Eden slid in on the driver’s side. She had to press the button on the side of the seat to get anywhere close to the wheel. Jos was already tall. How the hell did she drive in heels?
Jos slid into the passenger seat and slammed the door. She crossed her arms over her chest and stared out the window.
It had been a good long while since Eden had driven a car this expensive and her heart raced, but she was far more worried about the woman next to her.
“I don’t know the way,” Eden admitted. She waited while Jos furiously punched her address into the car’s GPS on the big screen in the dash. She said nothing. The silence was oppressive. Eden’s worry filled up the car. Jos wouldn’t look at her. She refused to see the care or concern on Eden’s face. She hated accepting help. She hated being vulnerable.

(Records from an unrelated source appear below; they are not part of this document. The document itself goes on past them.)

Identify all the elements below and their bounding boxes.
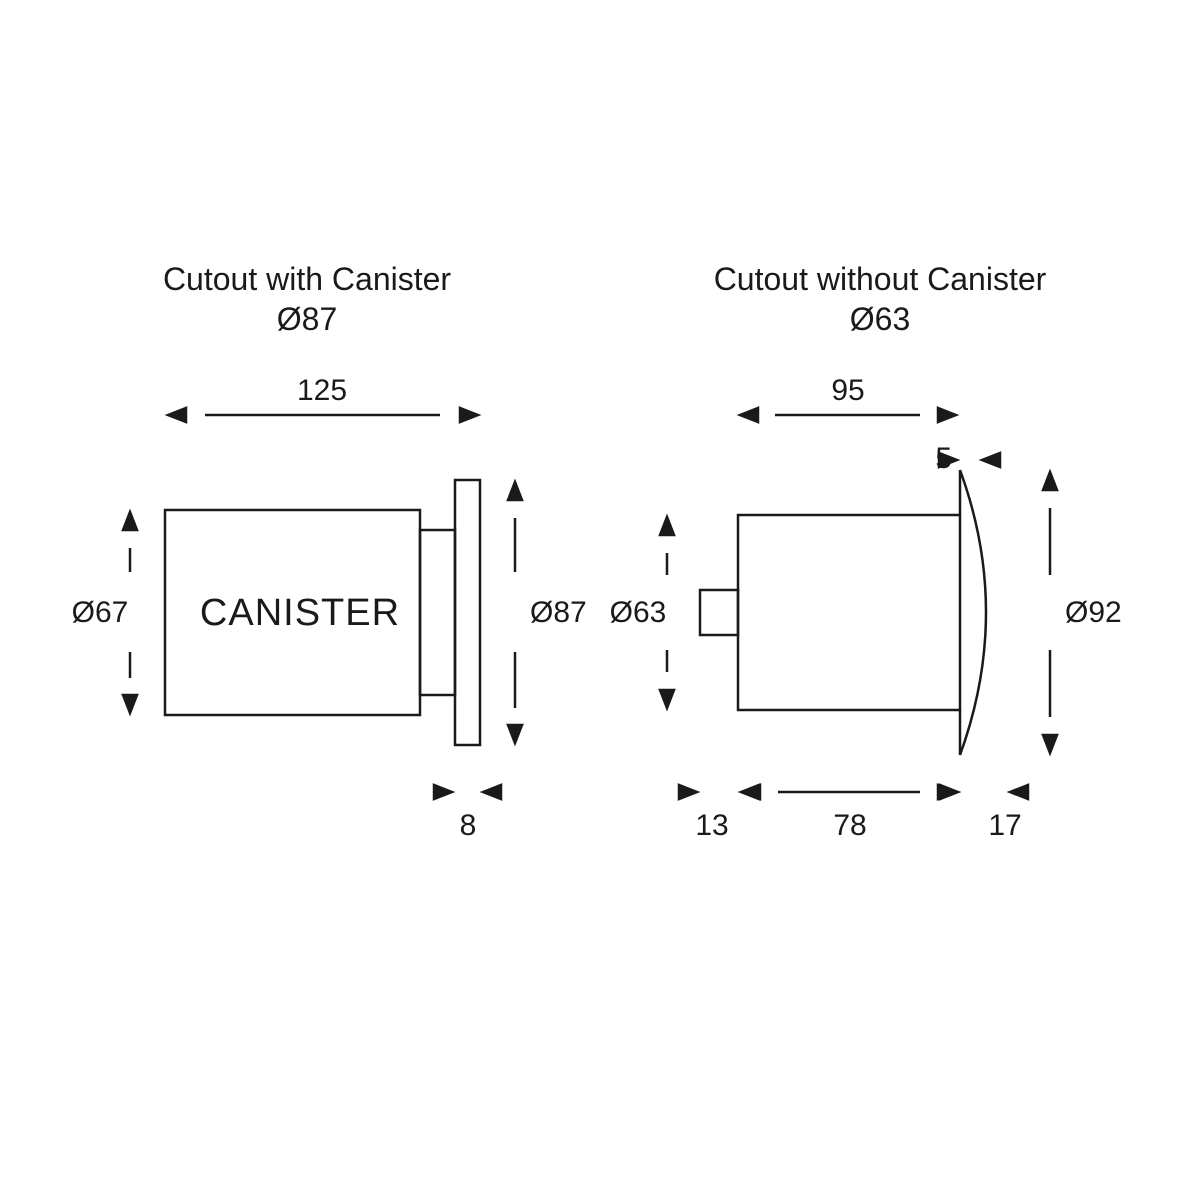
svg-text:17: 17 <box>988 809 1021 842</box>
svg-text:78: 78 <box>833 809 866 842</box>
svg-text:5: 5 <box>935 442 952 475</box>
svg-text:95: 95 <box>831 374 864 407</box>
left-figure: Cutout with Canister Ø87 CANISTER 125 Ø6… <box>72 261 587 842</box>
dim-left-67: Ø67 <box>72 512 137 713</box>
dim-bottom-8: 8 <box>434 785 501 842</box>
right-title-2: Ø63 <box>850 301 910 337</box>
dim-left-63: Ø63 <box>610 517 674 708</box>
svg-text:Ø87: Ø87 <box>530 596 587 629</box>
dim-bottom-group: 13 78 17 <box>679 785 1028 842</box>
dim-top-5: 5 <box>935 442 1000 475</box>
left-title-2: Ø87 <box>277 301 337 337</box>
svg-text:Ø63: Ø63 <box>610 596 667 629</box>
dim-top-95: 95 <box>740 374 956 422</box>
svg-text:Ø67: Ø67 <box>72 596 129 629</box>
svg-text:13: 13 <box>695 809 728 842</box>
right-title-1: Cutout without Canister <box>714 261 1047 297</box>
canister-body-label: CANISTER <box>200 592 400 634</box>
right-figure: Cutout without Canister Ø63 95 5 Ø63 Ø92 <box>610 261 1122 842</box>
dim-top-125: 125 <box>168 374 478 422</box>
dim-right-92: Ø92 <box>1043 472 1122 753</box>
dim-right-87: Ø87 <box>508 482 587 743</box>
svg-text:Ø92: Ø92 <box>1065 596 1122 629</box>
svg-text:8: 8 <box>460 809 477 842</box>
technical-drawing: Cutout with Canister Ø87 CANISTER 125 Ø6… <box>0 0 1200 1200</box>
left-title-1: Cutout with Canister <box>163 261 451 297</box>
svg-text:125: 125 <box>297 374 347 407</box>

Her words played over in and over in Eden’s head all the way home. They’re trying to force me out. This is what they want. Eden needed to know what that meant. She needed to know what she’d just put her name to, what job she’d just taken, and what was really going on. It was more than Jos was telling her. She needed to know if she’d been lied to. Tricked, somehow, into taking a job she didn’t even really want.
More than anything, she needed to make sure Jos was going to be okay.
Eden knew enough about unhappy people to know one when she saw one, and Jos had let her armour slip. She wasn’t happy. She wasn’t fine. This was about more than what happened at work. This was about something bigger, something so much bigger, something Eden could only guess at. She wasn’t sure what she’d do if Jos wouldn’t give her answers. Jos was closed off, shut down.
Eden parked in the triple garage and killed the engine. She’d told herself she wouldn’t leave until she could do it without her conscious being stabbed at by guilt.